The Self, when it forgets itself and settles into nature, starts tasting nature's flavours — its joys and sorrows, its ups and downs. And the more it clings to those flavours, wanting more and more of them, the more it gets pulled back into new lives, sometimes happy ones and sometimes hard ones. is saying that getting hooked on the changing show is what keeps us going around and around.

कथा

The Traveller Who Forgot the Road

From the upanishad

Long ago, a young traveller named Sumati set out from his village to reach the great teacher who lived past the seven hills. His father had walked the road once and warned him: "Keep your feet moving and your eyes on the path. The road is long, but it ends at the teacher's door."

Sumati promised he would.

The first morning, the road wound through a mango grove so sweet-smelling that he stopped to eat. The mangoes were warm from the sun and dripping with juice. "Just one more," he said, again and again, until the afternoon was gone.

The next day he came to a river where village children were splashing and laughing. He waded in to cool his feet — and stayed till dusk, soaked and giggling, the teacher's door forgotten.

Then came a festival town, drums booming, sweets piled high, lamps swinging from every doorway. Sumati danced. He feasted. He cheered. When the festival ended he wandered into another, and another, chasing the next bright thing the way a moth chases the next lamp.

Months passed. Then years. Sumati's sandals wore through and he bought new ones. His face grew lined. One festival left him richer; the next left him robbed and hungry, sleeping in a cold doorway. Up and down he went — a fine meal here, an empty belly there — like a leaf tossed on a stream. And with every turn, he forgot a little more why he had ever started walking.

One evening, footsore and grey-haired, he met a child sitting by the roadside. "Where are you going, uncle?" the child asked.

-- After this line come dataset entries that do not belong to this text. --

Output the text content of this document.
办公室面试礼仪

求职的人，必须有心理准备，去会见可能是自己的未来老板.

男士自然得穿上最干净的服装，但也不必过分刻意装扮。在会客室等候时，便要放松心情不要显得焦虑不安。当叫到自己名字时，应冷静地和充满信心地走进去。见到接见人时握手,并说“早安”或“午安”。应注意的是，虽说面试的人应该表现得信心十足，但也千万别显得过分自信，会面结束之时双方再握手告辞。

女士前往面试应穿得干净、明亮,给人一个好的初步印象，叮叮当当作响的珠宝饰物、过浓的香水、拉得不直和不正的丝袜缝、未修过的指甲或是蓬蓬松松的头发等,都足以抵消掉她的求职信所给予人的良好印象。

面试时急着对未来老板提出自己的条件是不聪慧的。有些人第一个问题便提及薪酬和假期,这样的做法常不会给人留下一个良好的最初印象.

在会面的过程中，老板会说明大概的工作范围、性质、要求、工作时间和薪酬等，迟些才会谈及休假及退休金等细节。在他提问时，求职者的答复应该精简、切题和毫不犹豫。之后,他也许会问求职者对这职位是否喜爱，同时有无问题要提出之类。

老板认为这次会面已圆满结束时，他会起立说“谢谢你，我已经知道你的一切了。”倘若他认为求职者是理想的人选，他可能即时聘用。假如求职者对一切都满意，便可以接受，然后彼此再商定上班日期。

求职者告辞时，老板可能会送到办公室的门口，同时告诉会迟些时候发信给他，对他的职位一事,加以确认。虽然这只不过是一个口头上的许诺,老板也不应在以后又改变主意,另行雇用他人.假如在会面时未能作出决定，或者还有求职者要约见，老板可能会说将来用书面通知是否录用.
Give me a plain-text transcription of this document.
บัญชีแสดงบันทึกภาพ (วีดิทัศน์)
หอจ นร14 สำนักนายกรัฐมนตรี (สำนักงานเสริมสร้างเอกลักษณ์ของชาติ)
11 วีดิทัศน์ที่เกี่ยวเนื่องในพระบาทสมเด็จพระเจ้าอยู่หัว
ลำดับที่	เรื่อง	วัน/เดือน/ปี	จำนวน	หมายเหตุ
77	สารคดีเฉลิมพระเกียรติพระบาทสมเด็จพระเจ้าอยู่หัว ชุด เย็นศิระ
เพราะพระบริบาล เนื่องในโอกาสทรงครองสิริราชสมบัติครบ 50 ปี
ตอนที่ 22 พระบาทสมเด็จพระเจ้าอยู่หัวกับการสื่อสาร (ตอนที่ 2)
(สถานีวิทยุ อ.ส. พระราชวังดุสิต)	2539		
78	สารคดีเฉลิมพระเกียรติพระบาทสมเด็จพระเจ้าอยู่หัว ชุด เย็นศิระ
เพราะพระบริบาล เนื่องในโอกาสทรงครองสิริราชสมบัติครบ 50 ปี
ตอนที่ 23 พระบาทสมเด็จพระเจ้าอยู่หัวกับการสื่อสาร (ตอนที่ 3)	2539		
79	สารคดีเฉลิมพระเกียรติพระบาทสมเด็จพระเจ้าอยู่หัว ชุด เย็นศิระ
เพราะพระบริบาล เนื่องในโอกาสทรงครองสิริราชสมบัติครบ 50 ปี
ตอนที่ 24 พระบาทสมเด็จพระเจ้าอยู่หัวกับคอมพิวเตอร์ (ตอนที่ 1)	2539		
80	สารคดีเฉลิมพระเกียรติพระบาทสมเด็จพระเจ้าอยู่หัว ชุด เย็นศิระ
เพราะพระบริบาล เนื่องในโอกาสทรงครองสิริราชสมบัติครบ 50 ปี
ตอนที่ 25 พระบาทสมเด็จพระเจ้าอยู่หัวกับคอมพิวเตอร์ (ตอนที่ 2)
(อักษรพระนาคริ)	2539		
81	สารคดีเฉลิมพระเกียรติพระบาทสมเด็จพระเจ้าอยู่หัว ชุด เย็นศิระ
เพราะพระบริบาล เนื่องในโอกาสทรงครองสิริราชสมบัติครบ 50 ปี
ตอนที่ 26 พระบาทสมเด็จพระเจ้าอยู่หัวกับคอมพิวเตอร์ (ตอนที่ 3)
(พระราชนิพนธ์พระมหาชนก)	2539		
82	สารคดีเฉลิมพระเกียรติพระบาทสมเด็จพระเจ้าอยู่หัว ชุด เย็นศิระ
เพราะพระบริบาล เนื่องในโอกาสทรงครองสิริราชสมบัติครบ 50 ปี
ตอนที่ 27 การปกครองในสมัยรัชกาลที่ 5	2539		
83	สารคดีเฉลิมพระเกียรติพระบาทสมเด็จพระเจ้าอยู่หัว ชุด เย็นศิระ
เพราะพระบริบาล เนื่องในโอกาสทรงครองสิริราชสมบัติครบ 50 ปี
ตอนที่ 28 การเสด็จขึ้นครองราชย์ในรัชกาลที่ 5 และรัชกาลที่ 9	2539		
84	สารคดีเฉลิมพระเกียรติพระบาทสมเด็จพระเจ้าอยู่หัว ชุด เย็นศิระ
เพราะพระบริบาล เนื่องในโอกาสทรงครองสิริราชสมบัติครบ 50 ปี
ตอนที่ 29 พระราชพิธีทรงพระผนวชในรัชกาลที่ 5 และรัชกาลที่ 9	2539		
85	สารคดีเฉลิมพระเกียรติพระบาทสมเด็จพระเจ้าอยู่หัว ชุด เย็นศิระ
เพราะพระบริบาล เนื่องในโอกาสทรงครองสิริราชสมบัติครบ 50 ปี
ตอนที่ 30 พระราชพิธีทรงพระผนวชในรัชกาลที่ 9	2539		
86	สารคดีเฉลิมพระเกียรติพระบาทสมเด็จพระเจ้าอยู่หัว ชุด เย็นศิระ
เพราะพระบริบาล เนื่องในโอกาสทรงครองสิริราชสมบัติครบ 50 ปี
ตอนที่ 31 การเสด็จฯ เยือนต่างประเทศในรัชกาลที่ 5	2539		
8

Sumati opened his mouth — and could not remember. He had been so busy tasting the road that he had forgotten he was a traveller at all. He had forgotten the teacher. He had forgotten the door.

He sat down heavily in the dust. Slowly, like a bell ringing far off, his father's words came back: "Keep your eyes on the path." He had chased every sweet thing and every bitter thing along the way, and the chasing itself had kept him wandering, life after life, never arriving.

That, the wise say, is exactly how the Self forgets itself. It settles into nature, tastes her pleasures and pains, and clings — and the clinging is the rope that ties it to the long, winding road of births. The traveller is never trapped by the road itself. Only by loving the road more than the door.

चिन्तनम्

Have you ever gotten so caught up in fun things along the way that you forgot what you actually set out to do?